- #1
andria191
- 1
- 0
I just finished my first year as an undergrad, and am currently declared as a mechanical engineering major. However, I sort of have this nagging feeling that what I'd really like to study is physics (for the record, I am also considering changing which type of engineering I'm doing). In my frustrating attempts to choose between engineering and physics, I've gotten a lot of pretty vehement anti-physics advice from peers, family, etc. Problem is I don't necessarily feel like I should trust their assertions. Could someone with more experience provide some insight into the accuracy of these claims?:
Also, if anybody who's been in my situation before has other advice about choosing between engineering and physics, I would love to hear it. Thanks!

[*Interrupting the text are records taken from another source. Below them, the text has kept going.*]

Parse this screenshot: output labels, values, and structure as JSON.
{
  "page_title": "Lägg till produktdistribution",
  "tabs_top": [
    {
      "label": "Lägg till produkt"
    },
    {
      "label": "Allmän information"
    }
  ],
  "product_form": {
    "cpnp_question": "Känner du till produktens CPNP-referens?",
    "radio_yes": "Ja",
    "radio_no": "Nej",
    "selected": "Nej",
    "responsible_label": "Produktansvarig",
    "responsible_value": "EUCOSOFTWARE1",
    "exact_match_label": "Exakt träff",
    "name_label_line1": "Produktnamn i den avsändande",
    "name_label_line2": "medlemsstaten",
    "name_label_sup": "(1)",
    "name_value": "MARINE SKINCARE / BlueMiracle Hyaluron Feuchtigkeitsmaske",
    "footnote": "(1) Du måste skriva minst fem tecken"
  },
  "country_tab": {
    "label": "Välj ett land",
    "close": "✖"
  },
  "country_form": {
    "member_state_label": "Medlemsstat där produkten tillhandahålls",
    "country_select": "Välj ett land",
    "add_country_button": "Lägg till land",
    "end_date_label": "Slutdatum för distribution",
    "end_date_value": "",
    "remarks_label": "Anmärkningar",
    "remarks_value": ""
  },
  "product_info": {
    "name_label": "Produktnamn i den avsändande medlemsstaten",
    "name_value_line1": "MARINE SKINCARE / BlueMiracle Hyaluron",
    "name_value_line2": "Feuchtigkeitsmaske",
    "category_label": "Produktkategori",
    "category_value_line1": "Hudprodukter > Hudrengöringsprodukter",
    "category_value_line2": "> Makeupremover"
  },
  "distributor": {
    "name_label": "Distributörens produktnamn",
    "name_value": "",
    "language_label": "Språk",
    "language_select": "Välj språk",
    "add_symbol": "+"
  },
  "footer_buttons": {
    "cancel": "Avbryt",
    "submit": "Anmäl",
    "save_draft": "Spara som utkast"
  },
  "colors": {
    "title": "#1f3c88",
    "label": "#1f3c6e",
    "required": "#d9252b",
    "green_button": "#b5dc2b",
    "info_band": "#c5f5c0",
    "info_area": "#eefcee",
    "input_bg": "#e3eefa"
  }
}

- Engineers make tons of money, and physicists make hardly any. If you want a good salary, and for that matter if you want better work hours, you'd better go with engineering.
- You might think that you don't mind making less money now, but there's a very good chance that you'll eventually regret choosing the low salary option. No matter how interested you are in something, you won't be happy unless you're earning a decent living.
- There's a good chance you'll have no choice but to teach high school.
- Physicists just aren't very employable. If you want a job at all, you'll definitely need a PhD (not a huge issue since I was planning on going to grad school either way), and even if you do go to grad school, there's a good chance you'll have difficulty finding a job. There are more students trying to become physicists than there are jobs and grad school seats for.
- An engineering major only needs a 3.0 GPA to be pretty sure they'll get a job or get into a good grad program. Competition is a lot more intense in physics; you can't just be good, you have to be one of the best. Since nearly all physics majors are very intelligent, you have to be one of the best of the best.
- Lower level physics classes are fine, but the higher level ones are awful. Physics professors basically all have huge egos, are condescending towards their students, and try to make their class unnecessarily difficult.
- Choosing physics when you should have chosen engineering will be a bigger mistake than choosing engineering when you should have chosen physics.
- You have to be a superhuman genius and a complete workaholic to get anywhere in the field of physics.
Also, if anybody who's been in my situation before has other advice about choosing between engineering and physics, I would love to hear it. Thanks!